Pay no attention to the budget deficits, soaring debt of all kinds, or the increasing difficulty in making ends meet, and repeat after me, “inflation is benign,” “longer-term inflation expectations remain well contained,” “the breakeven TIP spread shows no inflation impact from oil,” “the current cycle of non-inflationary prosperity can last for many years.”
Here’s yesterday’s Consumer Price Index summary:
(Click to enlarge)
Examining the right-most column we find that total year-over-year inflation clocks in at 3.2%. Despite the 0.5% monthly increase, the inflation beast is apparently still heeding its master.
The sole negative number in the last column we understand – clothing, clothing accessories, and shoes are all going down in price and have been for at least the last 10 years, as we discovered here. These low-cost goods, manufactured overseas, help balance the cost of other, more expensive, goods and services provided by people in this country.
Transportation costs have gone up 6% in the last year, and energy costs have risen 14%. That doesn’t quite explain how $1.80 per gallon gas is now closer to $2.50.
Or that turkey sandwich in the cafeteria that used to cost $2.25 a couple years ago, then last year it was $3.00, and now it’s $4.00 But food costs are only rising at the rate of 2% per year. That $2.25 sandwich should be more like $2.40, not $4.00.

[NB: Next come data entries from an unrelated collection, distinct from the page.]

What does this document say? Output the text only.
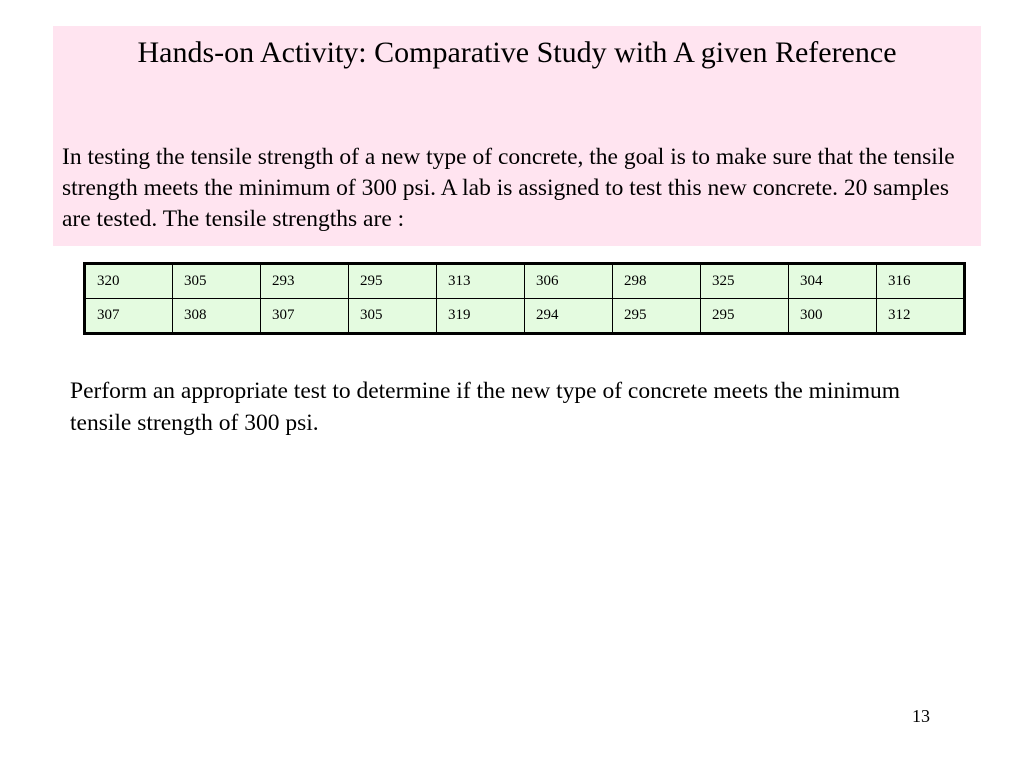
Hands-on Activity: Comparative Study with A given Reference

In testing the tensile strength of a new type of concrete, the goal is to make sure that the tensile strength meets the minimum of 300 psi. A lab is assigned to test this new concrete. 20 samples are tested. The tensile strengths are :

320	305	293	295	313	306	298	325	304	316
307	308	307	305	319	294	295	295	300	312

Perform an appropriate test to determine if the new type of concrete meets the minimum tensile strength of 300 psi.

13
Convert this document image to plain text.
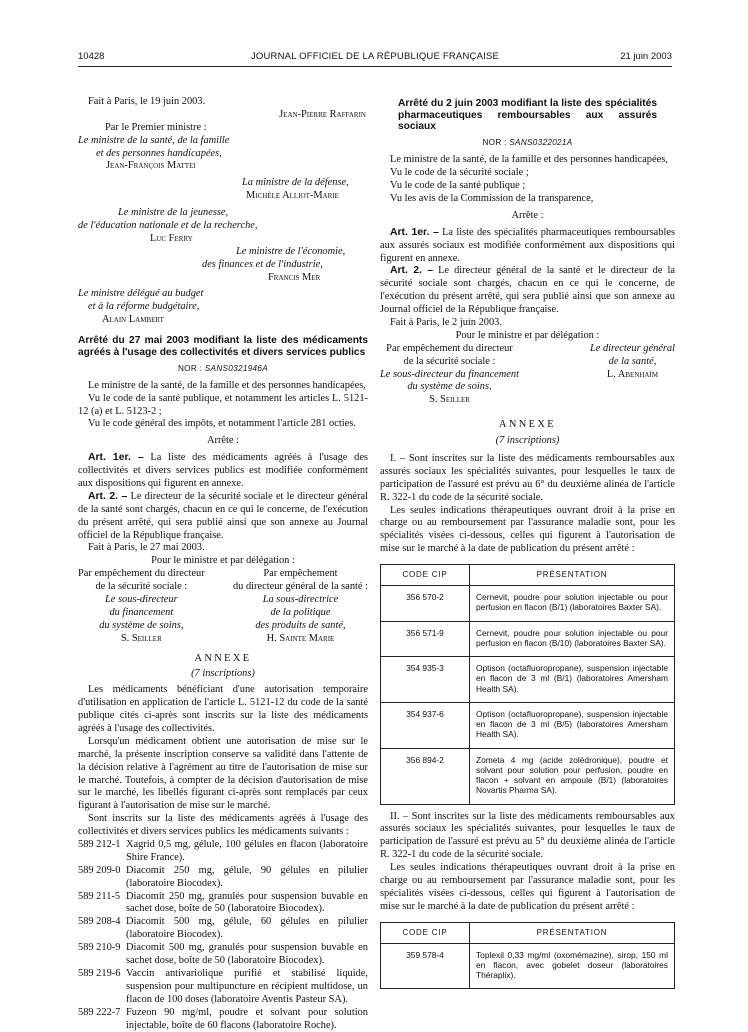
10428	JOURNAL OFFICIEL DE LA RÉPUBLIQUE FRANÇAISE	21 juin 2003
Fait à Paris, le 19 juin 2003.
Jean-Pierre Raffarin
Par le Premier ministre :
Le ministre de la santé, de la famille
et des personnes handicapées,
Jean-François Mattei
La ministre de la défense,
Michèle Alliot-Marie
Le ministre de la jeunesse,
de l'éducation nationale et de la recherche,
Luc Ferry
Le ministre de l'économie,
des finances et de l'industrie,
Francis Mer
Le ministre délégué au budget
et à la réforme budgétaire,
Alain Lambert
Arrêté du 27 mai 2003 modifiant la liste des médicaments agréés à l'usage des collectivités et divers services publics
NOR : SANS0321946A
Le ministre de la santé, de la famille et des personnes handicapées,
Vu le code de la santé publique, et notamment les articles L. 5121-12 (a) et L. 5123-2 ;
Vu le code général des impôts, et notamment l'article 281 octies.
Arrête :
Art. 1er. – La liste des médicaments agréés à l'usage des collectivités et divers services publics est modifiée conformément aux dispositions qui figurent en annexe.
Art. 2. – Le directeur de la sécurité sociale et le directeur général de la santé sont chargés, chacun en ce qui le concerne, de l'exécution du présent arrêté, qui sera publié ainsi que son annexe au Journal officiel de la République française.
Fait à Paris, le 27 mai 2003.
Pour le ministre et par délégation :
Par empêchement du directeur
de la sécurité sociale :
Le sous-directeur
du financement
du système de soins,
S. Seiller
Par empêchement
du directeur général de la santé :
La sous-directrice
de la politique
des produits de santé,
H. Sainte Marie
ANNEXE
(7 inscriptions)
Les médicaments bénéficiant d'une autorisation temporaire d'utilisation en application de l'article L. 5121-12 du code de la santé publique cités ci-après sont inscrits sur la liste des médicaments agréés à l'usage des collectivités.
Lorsqu'un médicament obtient une autorisation de mise sur le marché, la présente inscription conserve sa validité dans l'attente de la décision relative à l'agrément au titre de l'autorisation de mise sur le marché. Toutefois, à compter de la décision d'autorisation de mise sur le marché, les libellés figurant ci-après sont remplacés par ceux figurant à l'autorisation de mise sur le marché.
Sont inscrits sur la liste des médicaments agréés à l'usage des collectivités et divers services publics les médicaments suivants :
589 212-1 Xagrid 0,5 mg, gélule, 100 gélules en flacon (laboratoire Shire France).
589 209-0 Diacomit 250 mg, gélule, 90 gélules en pilulier (laboratoire Biocodex).
589 211-5 Diacomit 250 mg, granulés pour suspension buvable en sachet dose, boîte de 50 (laboratoire Biocodex).
589 208-4 Diacomit 500 mg, gélule, 60 gélules en pilulier (laboratoire Biocodex).
589 210-9 Diacomit 500 mg, granulés pour suspension buvable en sachet dose, boîte de 50 (laboratoire Biocodex).
589 219-6 Vaccin antivariolique purifié et stabilisé liquide, suspension pour multipuncture en récipient multidose, un flacon de 100 doses (laboratoire Aventis Pasteur SA).
589 222-7 Fuzeon 90 mg/ml, poudre et solvant pour solution injectable, boîte de 60 flacons (laboratoire Roche).
Arrêté du 2 juin 2003 modifiant la liste des spécialités pharmaceutiques remboursables aux assurés sociaux
NOR : SANS0322021A
Le ministre de la santé, de la famille et des personnes handicapées,
Vu le code de la sécurité sociale ;
Vu le code de la santé publique ;
Vu les avis de la Commission de la transparence,
Arrête :
Art. 1er. – La liste des spécialités pharmaceutiques remboursables aux assurés sociaux est modifiée conformément aux dispositions qui figurent en annexe.
Art. 2. – Le directeur général de la santé et le directeur de la sécurité sociale sont chargés, chacun en ce qui le concerne, de l'exécution du présent arrêté, qui sera publié ainsi que son annexe au Journal officiel de la République française.
Fait à Paris, le 2 juin 2003.
Pour le ministre et par délégation :
Par empêchement du directeur
de la sécurité sociale :
Le sous-directeur du financement
du système de soins,
S. Seiller
Le directeur général
de la santé,
L. Abenhaïm
ANNEXE
(7 inscriptions)
I. – Sont inscrites sur la liste des médicaments remboursables aux assurés sociaux les spécialités suivantes, pour lesquelles le taux de participation de l'assuré est prévu au 6° du deuxième alinéa de l'article R. 322-1 du code de la sécurité sociale.
Les seules indications thérapeutiques ouvrant droit à la prise en charge ou au remboursement par l'assurance maladie sont, pour les spécialités visées ci-dessous, celles qui figurent à l'autorisation de mise sur le marché à la date de publication du présent arrêté :
CODE CIP	PRÉSENTATION
356 570-2	Cernevit, poudre pour solution injectable ou pour perfusion en flacon (B/1) (laboratoires Baxter SA).
356 571-9	Cernevit, poudre pour solution injectable ou pour perfusion en flacon (B/10) (laboratoires Baxter SA).
354 935-3	Optison (octafluoropropane), suspension injectable en flacon de 3 ml (B/1) (laboratoires Amersham Health SA).
354 937-6	Optison (octafluoropropane), suspension injectable en flacon de 3 ml (B/5) (laboratoires Amersham Health SA).
356 894-2	Zometa 4 mg (acide zolédronique), poudre et solvant pour solution pour perfusion, poudre en flacon + solvant en ampoule (B/1) (laboratoires Novartis Pharma SA).
II. – Sont inscrites sur la liste des médicaments remboursables aux assurés sociaux les spécialités suivantes, pour lesquelles le taux de participation de l'assuré est prévu au 5° du deuxième alinéa de l'article R. 322-1 du code de la sécurité sociale.
Les seules indications thérapeutiques ouvrant droit à la prise en charge ou au remboursement par l'assurance maladie sont, pour les spécialités visées ci-dessous, celles qui figurent à l'autorisation de mise sur le marché à la date de publication du présent arrêté :
CODE CIP	PRÉSENTATION
359 578-4	Toplexil 0,33 mg/ml (oxomémazine), sirop, 150 ml en flacon, avec gobelet doseur (laboratoires Théraplix).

And, housing is up only 3%, not 15% like you read in the papers. Does anyone else think that maybe if housing prices begin to decline and rents go up, that there will be a great realization that the housing component of the CPI needs to be re-jiggered to more accurately reflect housing ownership costs for the two-thirds of the population that own homes, rather than using “equivalent rent,” which has been relatively flat in recent years?
Someday we will dig into this data some more, but until that time we don’t believe what we are told – it doesn’t jive with our own experience in the world, and if oil keeps doing what it’s doing, at some point people will awake from their slumber and realize that their savings is being confiscated at an alarming rate, despite what the government statistics indicate.
In yesterday’s post we forgot to mention Mr. Roach’s passing reference to gold. It went like this:
Today’s nearly 6.5% US current-account deficit underscores America’s unprecedented external vulnerability in the midst of an energy shock. The more income-short American consumers keep on spending to defend their overly-indulgent lifestyles, the larger the US current-account and trade deficits are likely to be — and the greater the possibility of an external funding problem that could result in a weaker dollar and/or wider cross-border spreads for US interest rates.
So far, only the dollar — and possibly gold — seem to be sniffing out this possibility.
We never think of gold as something that is “sniffing” anything. In fact, we are sure, there is no “sniffing” involved at all – gold just sits there, inanimate, waiting.
Waiting for another generation of smart people to rediscover its enduring value.